Mańkowski ksw

Borys Mańkowski: „Nie jestem fanem walk na gołe pięści bo po co? Zaraz ktoś się będzie łupał na miecze.”

Bartosz Sobczak
0
Opublikowano: 18 stycznia 2023

Borys Mańkowski był gościem dziennikarza Artura Mazura w edycji online programu Klatka po Klatce. Zawodnik Czerwonego Smoka odpowiadał na wiele pytań między innymi dotyczących perturbacji związanych ze znalezieniem rywala na galę w Szczecinie. „Diabeł Tasmański” wyraził także ciekawą opinię na temat walk na gołe pięści.

Artur Mazur na samym początku rozmowy zapytał Borysa Mańkowskiego o to czy było ciężko ze znalezieniem rywala na galę KSW w Szczecinie. Wszyscy wiemy, że pierwotnie wiele wskazywało na to, że Mańkowski zawalczy z Donovanem Desmae, tak się jednak nie stało. Zapytany o to z kim z trójki: Desmae, Mircea, Tutarauli chciałby zawalczyć Borys odpowiedział:

„Donovan Desmae, tak jak wcześniej mówiłem. Natomiast jest Valeriu Mircea, wiesz gdybym tego nie przyjął i zaczął wybierać to rozkminiać i przebierał w rywalach to czasem mógłbym czekać nawet kolejne miesiące, a nauczyłem się już w trakcie swojej kariery, że takie przebieranie nie służy niczemu dobremu. Zresztą nigdy tak nie robiłem tylko brałem co było. Także, jest Valeriu. Jest bardzo mocny, myślę że jeżeli zawalczy w pełni swoich możliwości, a ja zawsze to robię to możemy we dwóch wyciągnąć coś z tego dodatkowo (zapewne chodziło o bonus za walkę wieczoru).”

Prowadzący program Klatka po Klatce wrócił do pojedynku Mircei z Gracjanem Szadzińskim i do faktu, że walka w Genesis kosztowała Berserkera sporo zdrowia. Borys szybko skomentował tą sprawę krytykując starcia bez rękawic.
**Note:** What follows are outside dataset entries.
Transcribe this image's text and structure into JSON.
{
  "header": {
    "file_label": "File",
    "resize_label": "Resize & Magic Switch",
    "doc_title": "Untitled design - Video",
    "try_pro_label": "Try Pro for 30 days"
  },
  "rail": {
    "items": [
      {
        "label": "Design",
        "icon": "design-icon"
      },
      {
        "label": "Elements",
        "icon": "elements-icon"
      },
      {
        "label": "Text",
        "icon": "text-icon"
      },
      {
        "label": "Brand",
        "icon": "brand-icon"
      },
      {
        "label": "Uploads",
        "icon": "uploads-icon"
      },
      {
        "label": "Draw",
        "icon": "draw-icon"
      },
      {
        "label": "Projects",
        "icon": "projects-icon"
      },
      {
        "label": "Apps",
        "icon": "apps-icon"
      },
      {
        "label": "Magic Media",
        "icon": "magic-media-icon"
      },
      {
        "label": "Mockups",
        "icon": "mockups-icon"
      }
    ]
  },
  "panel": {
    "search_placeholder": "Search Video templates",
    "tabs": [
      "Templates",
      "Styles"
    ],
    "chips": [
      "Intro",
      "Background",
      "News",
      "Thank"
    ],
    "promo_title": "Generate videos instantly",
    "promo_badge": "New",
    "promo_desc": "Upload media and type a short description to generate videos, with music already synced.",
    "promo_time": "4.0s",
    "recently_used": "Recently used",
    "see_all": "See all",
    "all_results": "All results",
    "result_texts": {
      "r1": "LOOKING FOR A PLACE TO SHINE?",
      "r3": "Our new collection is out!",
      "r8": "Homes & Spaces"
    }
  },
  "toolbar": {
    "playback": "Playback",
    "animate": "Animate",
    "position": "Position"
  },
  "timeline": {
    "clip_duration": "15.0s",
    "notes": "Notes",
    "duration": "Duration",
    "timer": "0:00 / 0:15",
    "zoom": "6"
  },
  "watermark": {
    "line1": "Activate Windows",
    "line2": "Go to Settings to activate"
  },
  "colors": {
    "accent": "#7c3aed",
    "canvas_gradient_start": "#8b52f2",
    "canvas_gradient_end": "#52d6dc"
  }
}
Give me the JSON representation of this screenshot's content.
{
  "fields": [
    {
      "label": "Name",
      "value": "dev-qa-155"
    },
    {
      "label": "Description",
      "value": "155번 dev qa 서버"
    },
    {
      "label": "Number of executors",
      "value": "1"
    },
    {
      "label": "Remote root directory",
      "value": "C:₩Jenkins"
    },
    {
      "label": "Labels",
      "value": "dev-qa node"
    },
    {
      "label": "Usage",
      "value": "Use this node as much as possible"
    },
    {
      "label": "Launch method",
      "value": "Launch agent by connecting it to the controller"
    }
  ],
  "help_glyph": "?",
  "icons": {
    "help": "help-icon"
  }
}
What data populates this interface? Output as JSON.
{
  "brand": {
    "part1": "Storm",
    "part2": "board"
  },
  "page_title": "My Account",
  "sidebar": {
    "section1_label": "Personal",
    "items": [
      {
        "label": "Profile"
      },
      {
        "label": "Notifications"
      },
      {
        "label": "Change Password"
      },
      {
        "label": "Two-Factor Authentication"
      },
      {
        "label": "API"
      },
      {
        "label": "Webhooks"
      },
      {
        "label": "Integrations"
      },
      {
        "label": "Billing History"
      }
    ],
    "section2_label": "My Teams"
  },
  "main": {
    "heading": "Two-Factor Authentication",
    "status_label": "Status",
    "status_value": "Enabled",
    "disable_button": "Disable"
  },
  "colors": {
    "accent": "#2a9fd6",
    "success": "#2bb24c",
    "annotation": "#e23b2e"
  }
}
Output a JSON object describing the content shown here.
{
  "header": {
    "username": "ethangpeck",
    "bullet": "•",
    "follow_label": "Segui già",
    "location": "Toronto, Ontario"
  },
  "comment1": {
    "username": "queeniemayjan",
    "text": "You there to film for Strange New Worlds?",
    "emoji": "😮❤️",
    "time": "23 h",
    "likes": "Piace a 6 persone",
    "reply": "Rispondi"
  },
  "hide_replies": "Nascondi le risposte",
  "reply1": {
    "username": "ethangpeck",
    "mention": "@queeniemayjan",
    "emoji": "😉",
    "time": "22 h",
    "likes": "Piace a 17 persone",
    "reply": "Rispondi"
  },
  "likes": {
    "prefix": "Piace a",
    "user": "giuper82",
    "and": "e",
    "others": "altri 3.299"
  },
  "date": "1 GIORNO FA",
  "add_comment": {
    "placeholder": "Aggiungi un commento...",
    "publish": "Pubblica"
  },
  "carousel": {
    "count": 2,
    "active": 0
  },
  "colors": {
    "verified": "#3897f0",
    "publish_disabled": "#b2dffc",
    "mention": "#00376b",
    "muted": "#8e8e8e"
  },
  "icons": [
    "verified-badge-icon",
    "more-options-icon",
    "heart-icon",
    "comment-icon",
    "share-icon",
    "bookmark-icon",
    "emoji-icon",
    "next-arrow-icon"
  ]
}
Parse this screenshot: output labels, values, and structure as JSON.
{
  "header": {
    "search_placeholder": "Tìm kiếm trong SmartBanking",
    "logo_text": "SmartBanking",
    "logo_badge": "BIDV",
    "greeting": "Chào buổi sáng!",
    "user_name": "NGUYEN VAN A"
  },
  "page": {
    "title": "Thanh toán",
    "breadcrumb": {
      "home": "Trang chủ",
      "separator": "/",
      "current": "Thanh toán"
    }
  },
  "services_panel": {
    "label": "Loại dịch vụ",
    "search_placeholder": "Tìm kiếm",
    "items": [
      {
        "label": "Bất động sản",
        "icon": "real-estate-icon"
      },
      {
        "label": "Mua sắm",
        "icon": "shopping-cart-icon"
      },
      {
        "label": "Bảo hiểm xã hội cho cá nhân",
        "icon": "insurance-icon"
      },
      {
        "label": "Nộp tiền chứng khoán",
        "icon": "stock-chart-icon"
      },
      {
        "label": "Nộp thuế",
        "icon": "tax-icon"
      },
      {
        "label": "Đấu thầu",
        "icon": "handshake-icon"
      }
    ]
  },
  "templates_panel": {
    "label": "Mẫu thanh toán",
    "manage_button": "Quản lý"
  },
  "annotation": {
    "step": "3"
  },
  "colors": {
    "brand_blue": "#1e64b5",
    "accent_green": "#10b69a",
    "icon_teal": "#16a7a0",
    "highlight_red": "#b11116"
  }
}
„I to jest właśnie to dlaczego ja nie jestem fanem walk na gołe pięści. Nawet kiedyś z początku byłem zapraszany na tego typu gale w roli gwiazdy, która miałaby to wypromować i powiem szczerze, że odmówiłem. Mimo tego, że ja mówiłem im ok chłopaki róbcie sobie co chcecie, to ja byłem i jestem przeciwnikiem tego rodzaju walk. Rozumiem kiedy zawodnik, który był i nadal jest legendą tak jak Thiago Alves, gość który już nie chce się bić w UFC, nie chce się bić w ogóle w MMA tak naprawdę i nagle ktoś przychodzi i mu oferuje bardzo, bardzo dużo pieniędzy i mówi dawaj zrób sobie walkę na gołe pięści. No i Thiago myśląc o tym, że tak naprawdę już nigdy nie będzie zawodnikiem mówi dobra to nawet jak coś się tam wydarzy to zainkasuję tyle forsy, że to jest szok. No ale będąc zawodnikiem MMA aktywnym, czy w K-1 czy w boksie chcąc kontynuować karierę profesjonalną i w międzyczasie brać walki na gołe pięści nie zrobiłbym tego. Tak jak mówię nie jestem tego fanem bo po co? Ja już powiedziałem MMA to jest dosyć, stańmy na MMA, nie rozwijajmy tego po to, żeby nagle wrócić do czasów starożytnych, gdzie zaraz ktoś będzie się łupał na miecze.”